Joel Kwan is a corporate lawyer based in Los Angeles, California. Currently acting as financial/legal associate for Westwood Group, a specialty finance company, Joel focuses on general regulatory compliance, creditor rights and structured finance. Visit his website to learn more.

Wednesday, January 20, 2010

The Economics of Hollywood Movies

I saw Avatar this past weekend. I have to admit that I have not seen a good action science-fiction movie like this for a long time. This outing at the movies inspired me to look into the blockbuster strategy in Hollywood. The blockbuster strategy started in 1975 with Jaws when the movie was released nation-wide with lots of emphasis on marketing (1). Jaws was the first movie to be advertised on national TV. More recently, a characteristic of blockbuster movies is hefty budgets. The trend has been that the average Hollywood movie cost is on the rise by nearly 7% a year (2). Avatar has set a new precedent: the New York Times estimated total costs of $500 million (3).
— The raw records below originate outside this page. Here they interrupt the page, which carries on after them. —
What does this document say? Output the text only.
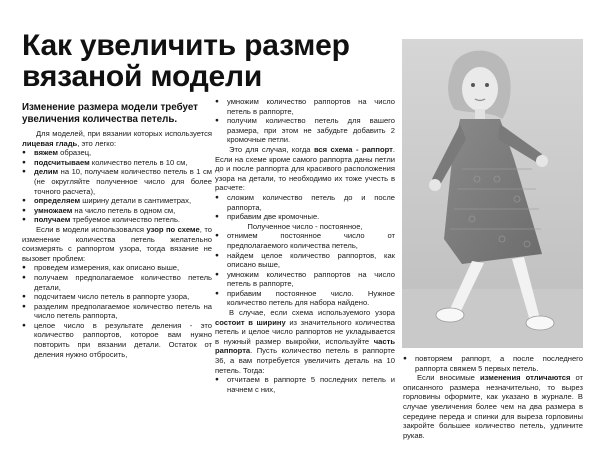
Как увеличить размер вязаной модели
Изменение размера модели требует увеличения количества петель.

Для моделей, при вязании которых используется лицевая гладь, это легко:

● вяжем образец,

● подсчитываем количество петель в 10 см,

● делим на 10, получаем количество петель в 1 см (не округляйте полученное число для более точного расчета),

● определяем ширину детали в сантиметрах,

● умножаем на число петель в одном см,

● получаем требуемое количество петель.

Если в модели использовался узор по схеме, то изменение количества петель желательно соизмерять с раппортом узора, тогда вязание не вызовет проблем:

● проведем измерения, как описано выше,

● получаем предполагаемое количество петель детали,

● подсчитаем число петель в раппорте узора,

● разделим предполагаемое количество петель на число петель раппорта,

● целое число в результате деления - это количество раппортов, которое вам нужно повторить при вязании детали. Остаток от деления нужно отбросить,

● умножим количество раппортов на число петель в раппорте,

● получим количество петель для вашего размера, при этом не забудьте добавить 2 кромочные петли.

Это для случая, когда вся схема - раппорт. Если на схеме кроме самого раппорта даны петли до и после раппорта для красивого расположения узора на детали, то необходимо их тоже учесть в расчете:

● сложим количество петель до и после раппорта,

● прибавим две кромочные.

Полученное число - постоянное,

● отнимем постоянное число от предполагаемого количества петель,

● найдем целое количество раппортов, как описано выше,

● умножим количество раппортов на число петель в раппорте,

● прибавим постоянное число. Нужное количество петель для набора найдено.

В случае, если схема используемого узора состоит в ширину из значительного количества петель и целое число раппортов не укладывается в нужный размер выкройки, используйте часть раппорта. Пусть количество петель в раппорте 36, а вам потребуется увеличить деталь на 10 петель. Тогда:

● отчитаем в раппорте 5 последних петель и начнем с них,

● повторяем раппорт, а после последнего раппорта свяжем 5 первых петель.

Если вносимые изменения отличаются от описанного размера незначительно, то вырез горловины оформите, как указано в журнале. В случае увеличения более чем на два размера в середине переда и спинки для выреза горловины закройте большее количество петель, удлините рукав.
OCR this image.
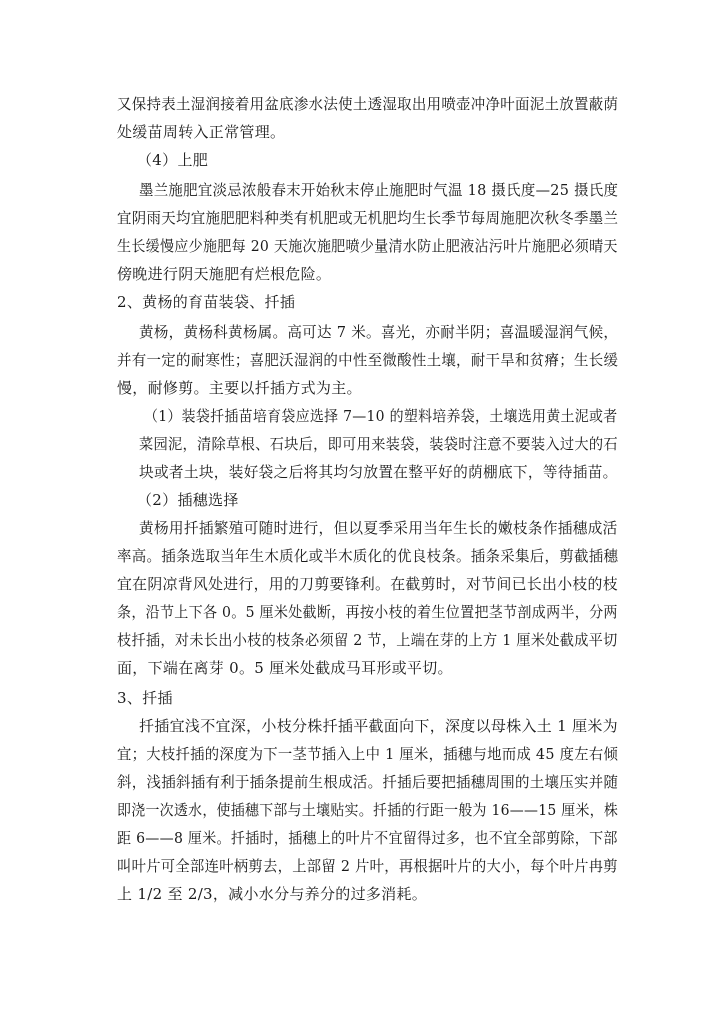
又保持表土湿润接着用盆底渗水法使土透湿取出用喷壶冲净叶面泥土放置蔽荫
处缓苗周转入正常管理。
（4）上肥
墨兰施肥宜淡忌浓般春末开始秋末停止施肥时气温 18 摄氏度—25 摄氏度
宜阴雨天均宜施肥肥料种类有机肥或无机肥均生长季节每周施肥次秋冬季墨兰
生长缓慢应少施肥每 20 天施次施肥喷少量清水防止肥液沾污叶片施肥必须晴天
傍晚进行阴天施肥有烂根危险。
2、黄杨的育苗装袋、扦插
黄杨，黄杨科黄杨属。高可达 7 米。喜光，亦耐半阴；喜温暖湿润气候，
并有一定的耐寒性；喜肥沃湿润的中性至微酸性土壤，耐干旱和贫瘠；生长缓
慢，耐修剪。主要以扦插方式为主。
（1）装袋扦插苗培育袋应选择 7—10 的塑料培养袋，土壤选用黄土泥或者
菜园泥，清除草根、石块后，即可用来装袋，装袋时注意不要装入过大的石
块或者土块，装好袋之后将其均匀放置在整平好的荫棚底下，等待插苗。
（2）插穗选择
黄杨用扦插繁殖可随时进行，但以夏季采用当年生长的嫩枝条作插穗成活
率高。插条选取当年生木质化或半木质化的优良枝条。插条采集后，剪截插穗
宜在阴凉背风处进行，用的刀剪要锋利。在截剪时，对节间已长出小枝的枝
条，沿节上下各 0。5 厘米处截断，再按小枝的着生位置把茎节剖成两半，分两
枝扦插，对未长出小枝的枝条必须留 2 节，上端在芽的上方 1 厘米处截成平切
面，下端在离芽 0。5 厘米处截成马耳形或平切。
3、扦插
扦插宜浅不宜深，小枝分株扦插平截面向下，深度以母株入土 1 厘米为
宜；大枝扦插的深度为下一茎节插入上中 1 厘米，插穗与地而成 45 度左右倾
斜，浅插斜插有利于插条提前生根成活。扦插后要把插穗周围的土壤压实并随
即浇一次透水，使插穗下部与土壤贴实。扦插的行距一般为 16——15 厘米，株
距 6——8 厘米。扦插时，插穗上的叶片不宜留得过多，也不宜全部剪除，下部
叫叶片可全部连叶柄剪去，上部留 2 片叶，再根据叶片的大小，每个叶片冉剪
上 1/2 至 2/3，减小水分与养分的过多消耗。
For the purposes of satisfying my curiosity, I did two simple regression analyses using the top 20 most expensive movies of all time adjusted in 2008 $US. I wanted to see if there was a correlation between the movie’s budget and the worldwide revenue in the first test, and in the second I wanted to see whether there was a correlation between the movie’s budget and viewer appreciation (estimated using the Internet Movie Database ratings -IMDB).

After running the tests, it seems that total movie budget is not a very good indicator of box office success. According to the first test, the movie budget accounts for a little less than 30% of the revenue stream. It is noteworthy that only 5 movies in the top 20 most expensive movies of all time end up in the top 20 most enjoyed movies of all time (4).

The second test is even less conclusive. The movie budgets accounted for only 20% of ratings by fans on IMBD. Again, out of the 20 top best rated movies on IMDB, none of the 20 top most expensive movies show up in the list.

These tests, although using small samples, show that there is not a very strong correlation between movie costs and revenues and between movie costs and viewer ratings.